One of the cornerstones of SOMN’s approach is to share knowledge to scale up proven approaches and several key partners helped prepare the workshop. The lead logistical partner, the Tanzanian Forestry Conservation Group (TFCG), coached trainees on community engagement and conflict management in mangrove conservation and habitat restoration. A Rocha International was responsible for communication coaching and teaching techniques. Mangrove Action Project (MAP) was engaged to provide mangrove restoration training using its ‘Community-Based Ecological Mangrove Restoration’ CBEMR technique to the target groups.
A special technique for mangroves
MAP’s CBEMR is an alternative mangrove restoration technique developed to overcome the high rate of planting failure. The approach encourages project teams to work with local people to facilitate the natural regeneration of mangroves by restoring and improving the local hydrology and topography, while removing (or at least reducing) stressors to mangroves. There are many advantages to this system. It avoids the time and expense of building a nursery and planting nursery-raised seedlings or propagules, increases site biodiversity, and helps bring back the full complement of mangrove ecosystem services.
The key to the process
The participation of local people from the outset is critical, as is resolving the issues that caused the initial mangrove loss. All stakeholders must be involved, including government, NGOs, civil society organisations, community-based organisations, community members and private businesses (if adjacent to the site). Having a shared project objective and vision from the outset is most important.
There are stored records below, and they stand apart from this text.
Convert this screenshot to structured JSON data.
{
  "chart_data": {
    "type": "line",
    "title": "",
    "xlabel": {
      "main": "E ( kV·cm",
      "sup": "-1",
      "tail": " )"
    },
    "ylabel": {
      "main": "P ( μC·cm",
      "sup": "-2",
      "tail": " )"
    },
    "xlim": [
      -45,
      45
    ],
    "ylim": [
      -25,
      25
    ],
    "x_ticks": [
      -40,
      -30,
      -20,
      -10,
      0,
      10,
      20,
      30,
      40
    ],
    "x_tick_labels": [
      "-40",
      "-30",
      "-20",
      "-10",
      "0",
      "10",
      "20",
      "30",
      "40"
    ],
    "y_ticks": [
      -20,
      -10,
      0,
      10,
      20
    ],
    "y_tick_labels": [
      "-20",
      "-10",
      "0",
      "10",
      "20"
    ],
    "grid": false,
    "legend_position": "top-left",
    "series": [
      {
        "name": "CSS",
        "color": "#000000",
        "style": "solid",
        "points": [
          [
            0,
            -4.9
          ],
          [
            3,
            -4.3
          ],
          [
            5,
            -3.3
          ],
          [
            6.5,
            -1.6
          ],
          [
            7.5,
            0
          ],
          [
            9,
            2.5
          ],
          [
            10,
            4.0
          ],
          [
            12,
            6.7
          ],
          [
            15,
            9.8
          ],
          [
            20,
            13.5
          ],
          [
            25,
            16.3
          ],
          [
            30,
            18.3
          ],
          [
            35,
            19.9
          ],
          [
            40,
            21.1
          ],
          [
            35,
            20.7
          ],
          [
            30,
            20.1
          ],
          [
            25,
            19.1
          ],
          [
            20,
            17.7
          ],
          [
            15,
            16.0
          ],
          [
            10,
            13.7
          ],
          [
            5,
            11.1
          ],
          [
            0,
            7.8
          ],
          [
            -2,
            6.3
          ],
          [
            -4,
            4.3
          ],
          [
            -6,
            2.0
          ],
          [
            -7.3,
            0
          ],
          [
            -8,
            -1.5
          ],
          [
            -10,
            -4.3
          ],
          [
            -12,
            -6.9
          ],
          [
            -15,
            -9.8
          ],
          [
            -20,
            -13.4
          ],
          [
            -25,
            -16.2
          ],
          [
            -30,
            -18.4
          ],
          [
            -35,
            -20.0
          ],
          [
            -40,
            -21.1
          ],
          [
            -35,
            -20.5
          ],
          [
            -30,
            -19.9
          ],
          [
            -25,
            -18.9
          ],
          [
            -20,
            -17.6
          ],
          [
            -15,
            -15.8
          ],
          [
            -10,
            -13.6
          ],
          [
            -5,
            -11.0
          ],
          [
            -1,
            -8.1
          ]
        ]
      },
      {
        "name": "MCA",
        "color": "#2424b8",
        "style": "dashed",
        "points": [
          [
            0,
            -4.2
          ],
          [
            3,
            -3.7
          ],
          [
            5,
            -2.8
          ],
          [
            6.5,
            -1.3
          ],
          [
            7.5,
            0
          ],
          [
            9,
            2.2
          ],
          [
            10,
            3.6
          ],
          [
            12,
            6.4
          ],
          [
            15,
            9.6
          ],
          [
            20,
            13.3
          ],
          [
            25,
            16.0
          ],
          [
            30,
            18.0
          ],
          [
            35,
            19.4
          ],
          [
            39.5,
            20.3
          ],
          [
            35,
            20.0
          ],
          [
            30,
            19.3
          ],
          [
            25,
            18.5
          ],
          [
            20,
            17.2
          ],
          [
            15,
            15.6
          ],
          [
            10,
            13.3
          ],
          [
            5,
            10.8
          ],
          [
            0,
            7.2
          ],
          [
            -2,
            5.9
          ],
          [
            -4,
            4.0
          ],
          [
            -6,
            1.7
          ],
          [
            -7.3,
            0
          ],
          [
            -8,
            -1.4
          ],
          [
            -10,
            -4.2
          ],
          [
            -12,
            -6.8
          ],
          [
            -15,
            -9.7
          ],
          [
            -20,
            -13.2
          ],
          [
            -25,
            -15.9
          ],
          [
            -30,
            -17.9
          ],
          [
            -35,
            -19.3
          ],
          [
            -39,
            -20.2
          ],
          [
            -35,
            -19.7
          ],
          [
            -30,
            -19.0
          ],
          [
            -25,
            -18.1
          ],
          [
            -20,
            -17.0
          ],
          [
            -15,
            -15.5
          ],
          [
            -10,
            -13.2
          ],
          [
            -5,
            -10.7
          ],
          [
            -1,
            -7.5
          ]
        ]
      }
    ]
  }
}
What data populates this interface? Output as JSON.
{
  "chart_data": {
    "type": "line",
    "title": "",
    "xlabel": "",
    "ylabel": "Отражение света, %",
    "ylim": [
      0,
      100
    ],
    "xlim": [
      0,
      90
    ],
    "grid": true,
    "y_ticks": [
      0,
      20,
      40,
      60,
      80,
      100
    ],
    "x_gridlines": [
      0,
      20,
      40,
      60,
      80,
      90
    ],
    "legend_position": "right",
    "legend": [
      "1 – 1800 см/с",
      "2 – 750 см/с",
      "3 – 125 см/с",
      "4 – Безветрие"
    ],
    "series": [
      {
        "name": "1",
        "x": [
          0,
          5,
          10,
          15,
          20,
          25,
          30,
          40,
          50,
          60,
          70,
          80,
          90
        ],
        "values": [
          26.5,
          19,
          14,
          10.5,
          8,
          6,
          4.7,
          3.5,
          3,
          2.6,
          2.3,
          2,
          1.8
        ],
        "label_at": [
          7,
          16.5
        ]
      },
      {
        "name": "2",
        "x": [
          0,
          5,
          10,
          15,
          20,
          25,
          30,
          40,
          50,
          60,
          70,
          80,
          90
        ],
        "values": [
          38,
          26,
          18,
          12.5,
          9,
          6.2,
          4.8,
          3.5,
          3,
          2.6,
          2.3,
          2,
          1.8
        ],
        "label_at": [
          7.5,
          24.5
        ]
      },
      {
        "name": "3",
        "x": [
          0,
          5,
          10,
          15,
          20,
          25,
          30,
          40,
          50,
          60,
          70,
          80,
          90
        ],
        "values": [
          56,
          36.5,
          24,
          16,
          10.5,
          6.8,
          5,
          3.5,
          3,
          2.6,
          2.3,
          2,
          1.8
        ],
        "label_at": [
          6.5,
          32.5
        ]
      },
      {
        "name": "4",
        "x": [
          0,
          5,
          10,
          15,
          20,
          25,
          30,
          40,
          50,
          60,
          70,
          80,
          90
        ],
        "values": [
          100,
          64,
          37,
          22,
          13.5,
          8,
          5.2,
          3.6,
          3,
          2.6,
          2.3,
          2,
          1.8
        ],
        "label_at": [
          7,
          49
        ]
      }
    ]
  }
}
“It is better to involve the communities’ local knowledge in the implementation.”
(Quote from a participant after the training in anonymous evaluation)
The training event
The training went through the steps of the CBEMR process, using photo-led discussions, field trips, small group discussions and participant presentations. It was well received by all participants. As one participant said,
“My expectation was to learn only about how to teach community to conserve the mangrove. But the experience went beyond that as we have learned many important things which I hadn’t understood before, e.g. hydrology, monitoring stressors and to avoid planting in mudflat!”
What’s next?
Participants universally gave feedback stating enthusiasm to share their new skills and knowledge with students and colleagues as well as adding a mangrove module to the curriculum at the Forestry Training Institute. Thanks to the “Training of Trainers” nature there is a good chance that new mangrove field staff in Tanzania will be trained using the CBEMR approach. Generally, a demand for future trainings of this nature was raised, including targeting government decision makers. Save Our Mangroves Now!, in it’s second funding cycle, is dedicated to increase national and regional policy advocacy for mangroves in the Western Indian Ocean region.